At the same time, The Boys Season 5 — the final season — brings a full Supernatural reunion. Jared Padalecki and Misha Collins are guest-starring alongside Ackles, and the actor has admitted he was genuinely nervous about how their scenes would turn out. The crossover is already being hyped as “disgusting” and “outrageous,” blending the heartfelt bromance fans loved in Supernatural with the ultra-violent, satirical edge of The Boys. Early reactions suggest the contrast only highlights how far Ackles has strayed from his former good-guy persona.
This isn’t a temporary detour. Ackles has thrown himself into the dark, edgy world of The Boys universe with visible enthusiasm. He stays active on social media, engages directly with fans, and openly celebrates the chaotic energy of the show. While he still attends Supernatural conventions and reunites warmly with Jared and Misha, the Soldier Boy chapter has clearly become a defining part of his current identity.

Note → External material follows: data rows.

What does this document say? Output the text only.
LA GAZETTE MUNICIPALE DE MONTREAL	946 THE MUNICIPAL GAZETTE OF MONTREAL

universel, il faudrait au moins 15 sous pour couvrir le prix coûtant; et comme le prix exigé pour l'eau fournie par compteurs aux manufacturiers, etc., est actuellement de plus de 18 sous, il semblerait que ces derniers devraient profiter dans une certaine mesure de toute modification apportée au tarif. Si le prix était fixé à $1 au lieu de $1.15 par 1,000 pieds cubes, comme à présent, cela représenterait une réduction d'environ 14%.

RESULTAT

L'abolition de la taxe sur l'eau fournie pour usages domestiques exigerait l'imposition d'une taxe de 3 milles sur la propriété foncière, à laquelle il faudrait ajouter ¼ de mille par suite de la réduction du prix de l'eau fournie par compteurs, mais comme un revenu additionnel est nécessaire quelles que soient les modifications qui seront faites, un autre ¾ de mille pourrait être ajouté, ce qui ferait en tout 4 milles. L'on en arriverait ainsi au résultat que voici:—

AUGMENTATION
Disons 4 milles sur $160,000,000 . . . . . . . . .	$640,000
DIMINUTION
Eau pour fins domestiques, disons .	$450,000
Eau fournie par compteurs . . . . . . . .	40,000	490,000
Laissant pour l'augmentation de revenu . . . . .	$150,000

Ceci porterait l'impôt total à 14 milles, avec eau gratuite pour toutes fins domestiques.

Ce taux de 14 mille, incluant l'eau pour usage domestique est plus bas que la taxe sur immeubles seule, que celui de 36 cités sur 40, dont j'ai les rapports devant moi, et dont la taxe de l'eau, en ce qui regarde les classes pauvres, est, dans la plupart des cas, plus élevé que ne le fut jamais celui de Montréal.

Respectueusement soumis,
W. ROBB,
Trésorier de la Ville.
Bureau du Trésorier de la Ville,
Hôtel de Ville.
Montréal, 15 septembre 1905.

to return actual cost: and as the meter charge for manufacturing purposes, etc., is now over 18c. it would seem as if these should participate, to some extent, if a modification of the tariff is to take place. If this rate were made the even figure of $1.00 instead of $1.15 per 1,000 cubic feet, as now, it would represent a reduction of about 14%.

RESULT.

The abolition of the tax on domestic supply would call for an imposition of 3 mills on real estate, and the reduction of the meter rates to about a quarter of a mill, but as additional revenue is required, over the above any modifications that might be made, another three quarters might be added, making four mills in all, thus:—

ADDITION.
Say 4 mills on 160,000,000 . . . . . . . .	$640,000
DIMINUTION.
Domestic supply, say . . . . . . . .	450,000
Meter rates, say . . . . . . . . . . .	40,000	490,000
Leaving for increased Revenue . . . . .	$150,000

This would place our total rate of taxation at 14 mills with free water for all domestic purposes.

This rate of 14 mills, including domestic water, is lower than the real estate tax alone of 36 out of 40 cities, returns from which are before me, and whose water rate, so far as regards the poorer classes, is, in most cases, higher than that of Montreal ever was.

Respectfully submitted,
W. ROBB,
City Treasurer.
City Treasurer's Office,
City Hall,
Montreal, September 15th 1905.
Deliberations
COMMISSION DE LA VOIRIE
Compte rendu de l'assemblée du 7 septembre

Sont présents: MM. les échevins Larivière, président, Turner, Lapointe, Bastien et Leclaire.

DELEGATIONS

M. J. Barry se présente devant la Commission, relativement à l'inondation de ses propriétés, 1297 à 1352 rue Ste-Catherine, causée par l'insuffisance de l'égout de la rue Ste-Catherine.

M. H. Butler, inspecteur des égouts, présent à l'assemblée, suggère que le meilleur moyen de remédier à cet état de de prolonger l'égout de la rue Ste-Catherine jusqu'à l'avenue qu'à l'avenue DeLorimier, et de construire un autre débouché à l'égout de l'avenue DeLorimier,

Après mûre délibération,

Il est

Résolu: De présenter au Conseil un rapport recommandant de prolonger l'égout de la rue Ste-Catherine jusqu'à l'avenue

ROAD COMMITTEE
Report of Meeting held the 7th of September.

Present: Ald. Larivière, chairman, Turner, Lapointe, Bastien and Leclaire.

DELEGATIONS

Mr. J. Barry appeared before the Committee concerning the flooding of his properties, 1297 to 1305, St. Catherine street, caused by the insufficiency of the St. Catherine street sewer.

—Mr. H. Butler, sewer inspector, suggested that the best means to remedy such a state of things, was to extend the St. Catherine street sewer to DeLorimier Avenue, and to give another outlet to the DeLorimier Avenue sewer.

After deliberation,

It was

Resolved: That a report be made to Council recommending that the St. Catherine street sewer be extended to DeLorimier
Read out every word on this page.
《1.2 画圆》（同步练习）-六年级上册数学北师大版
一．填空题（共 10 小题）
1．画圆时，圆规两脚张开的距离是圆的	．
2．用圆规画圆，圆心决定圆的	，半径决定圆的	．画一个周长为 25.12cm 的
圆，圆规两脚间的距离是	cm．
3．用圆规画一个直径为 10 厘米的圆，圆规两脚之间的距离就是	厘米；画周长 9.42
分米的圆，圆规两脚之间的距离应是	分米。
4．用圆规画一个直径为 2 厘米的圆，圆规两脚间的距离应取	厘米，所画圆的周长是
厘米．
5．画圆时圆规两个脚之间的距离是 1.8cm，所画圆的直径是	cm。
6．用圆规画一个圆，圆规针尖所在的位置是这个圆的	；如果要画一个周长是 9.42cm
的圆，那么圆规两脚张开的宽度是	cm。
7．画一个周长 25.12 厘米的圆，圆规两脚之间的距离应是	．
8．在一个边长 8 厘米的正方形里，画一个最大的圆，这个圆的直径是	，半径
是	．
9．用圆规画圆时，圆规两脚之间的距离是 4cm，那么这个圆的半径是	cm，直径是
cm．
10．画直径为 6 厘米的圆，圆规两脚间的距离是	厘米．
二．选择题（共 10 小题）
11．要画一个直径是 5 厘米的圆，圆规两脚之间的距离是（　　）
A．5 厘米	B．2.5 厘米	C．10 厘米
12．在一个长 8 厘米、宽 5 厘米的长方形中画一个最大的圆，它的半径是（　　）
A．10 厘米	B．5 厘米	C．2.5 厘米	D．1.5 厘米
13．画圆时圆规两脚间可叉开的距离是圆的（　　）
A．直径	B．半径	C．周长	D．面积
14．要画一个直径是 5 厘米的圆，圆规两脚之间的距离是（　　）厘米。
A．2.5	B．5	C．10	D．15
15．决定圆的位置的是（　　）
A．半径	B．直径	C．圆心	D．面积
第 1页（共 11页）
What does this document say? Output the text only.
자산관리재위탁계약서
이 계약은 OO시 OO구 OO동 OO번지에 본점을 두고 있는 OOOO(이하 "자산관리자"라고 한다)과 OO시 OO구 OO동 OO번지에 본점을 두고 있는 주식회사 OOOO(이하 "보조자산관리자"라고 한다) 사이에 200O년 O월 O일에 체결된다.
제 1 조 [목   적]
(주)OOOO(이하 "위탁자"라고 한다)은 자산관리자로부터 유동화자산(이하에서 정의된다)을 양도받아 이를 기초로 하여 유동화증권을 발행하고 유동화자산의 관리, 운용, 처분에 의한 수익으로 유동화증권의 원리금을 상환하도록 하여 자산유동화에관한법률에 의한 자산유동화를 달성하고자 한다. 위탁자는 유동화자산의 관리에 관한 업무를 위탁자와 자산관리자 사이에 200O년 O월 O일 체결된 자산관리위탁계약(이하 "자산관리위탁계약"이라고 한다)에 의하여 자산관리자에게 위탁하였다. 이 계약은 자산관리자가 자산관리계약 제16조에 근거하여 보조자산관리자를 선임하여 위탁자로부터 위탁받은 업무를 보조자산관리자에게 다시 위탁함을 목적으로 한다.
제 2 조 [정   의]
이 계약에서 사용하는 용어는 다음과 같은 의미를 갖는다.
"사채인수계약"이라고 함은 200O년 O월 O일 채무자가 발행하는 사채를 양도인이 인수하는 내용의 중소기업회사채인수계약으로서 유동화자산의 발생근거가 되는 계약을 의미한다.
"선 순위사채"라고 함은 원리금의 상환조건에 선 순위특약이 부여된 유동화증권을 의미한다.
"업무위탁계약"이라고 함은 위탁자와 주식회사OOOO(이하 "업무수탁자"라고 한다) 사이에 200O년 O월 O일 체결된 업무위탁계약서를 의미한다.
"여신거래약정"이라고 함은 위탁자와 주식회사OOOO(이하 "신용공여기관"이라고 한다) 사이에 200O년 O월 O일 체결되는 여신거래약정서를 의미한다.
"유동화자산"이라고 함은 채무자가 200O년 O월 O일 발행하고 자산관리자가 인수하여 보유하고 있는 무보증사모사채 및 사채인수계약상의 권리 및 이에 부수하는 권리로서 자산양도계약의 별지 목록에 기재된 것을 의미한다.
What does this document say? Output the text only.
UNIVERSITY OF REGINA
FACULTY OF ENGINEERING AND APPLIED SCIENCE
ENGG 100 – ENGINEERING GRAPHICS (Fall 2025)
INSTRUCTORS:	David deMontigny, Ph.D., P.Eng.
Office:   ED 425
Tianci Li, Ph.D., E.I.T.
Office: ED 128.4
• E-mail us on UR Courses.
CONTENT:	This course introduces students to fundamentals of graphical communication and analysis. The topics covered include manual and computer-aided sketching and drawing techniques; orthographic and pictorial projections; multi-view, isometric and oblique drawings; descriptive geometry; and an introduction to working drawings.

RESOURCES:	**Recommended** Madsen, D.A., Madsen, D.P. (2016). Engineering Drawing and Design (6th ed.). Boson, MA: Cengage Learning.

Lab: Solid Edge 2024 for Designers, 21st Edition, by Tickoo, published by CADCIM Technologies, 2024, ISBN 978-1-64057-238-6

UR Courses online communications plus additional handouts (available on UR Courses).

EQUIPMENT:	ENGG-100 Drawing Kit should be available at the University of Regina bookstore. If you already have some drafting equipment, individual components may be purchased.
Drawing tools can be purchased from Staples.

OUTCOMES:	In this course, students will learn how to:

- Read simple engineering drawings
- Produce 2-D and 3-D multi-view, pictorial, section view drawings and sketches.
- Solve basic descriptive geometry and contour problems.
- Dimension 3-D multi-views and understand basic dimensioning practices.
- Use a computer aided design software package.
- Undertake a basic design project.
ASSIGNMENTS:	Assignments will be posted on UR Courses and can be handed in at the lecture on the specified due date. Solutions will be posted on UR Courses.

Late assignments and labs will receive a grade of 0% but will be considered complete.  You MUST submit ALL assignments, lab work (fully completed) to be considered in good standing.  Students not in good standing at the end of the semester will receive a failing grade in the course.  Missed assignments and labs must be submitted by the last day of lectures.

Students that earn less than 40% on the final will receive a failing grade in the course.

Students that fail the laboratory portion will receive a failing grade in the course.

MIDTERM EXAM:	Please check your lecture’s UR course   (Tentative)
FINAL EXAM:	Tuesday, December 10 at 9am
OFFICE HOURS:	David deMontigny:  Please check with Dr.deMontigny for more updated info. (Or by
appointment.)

For some fans, it’s thrilling. They love watching Ackles stretch into morally gray (or outright black) territory, praising his range and fearlessness. Others feel a genuine sense of loss — the safe, comforting Dean energy that once defined him feels permanently tainted by the sheer intensity he brings to Soldier Boy.
In interviews, Ackles has described Soldier Boy as “an analog man in a digital world” — a fish-out-of-water whose old-school machismo clashes violently with modern sensibilities. That description seems to mirror Ackles’ own career transition: moving from long-running network comfort food to bold, boundary-pushing streaming television.
Whether he returns to more heroic roles in the future remains unknown. For now, the damage (or upgrade, depending on who you ask) is done.
The version of Jensen Ackles that millions fell in love with as Dean Winchester still exists in reruns and convention panels. But the man who can make audiences both laugh and recoil as Soldier Boy has taken center stage — and he’s not stepping back anytime soon.
The Boys Season 5 premieres April 8 on Prime Video, with Vought Rising expected to follow later. One thing is certain: after this role, fans will never look at Jensen Ackles the same way again.
And honestly? He doesn’t seem to mind one bit.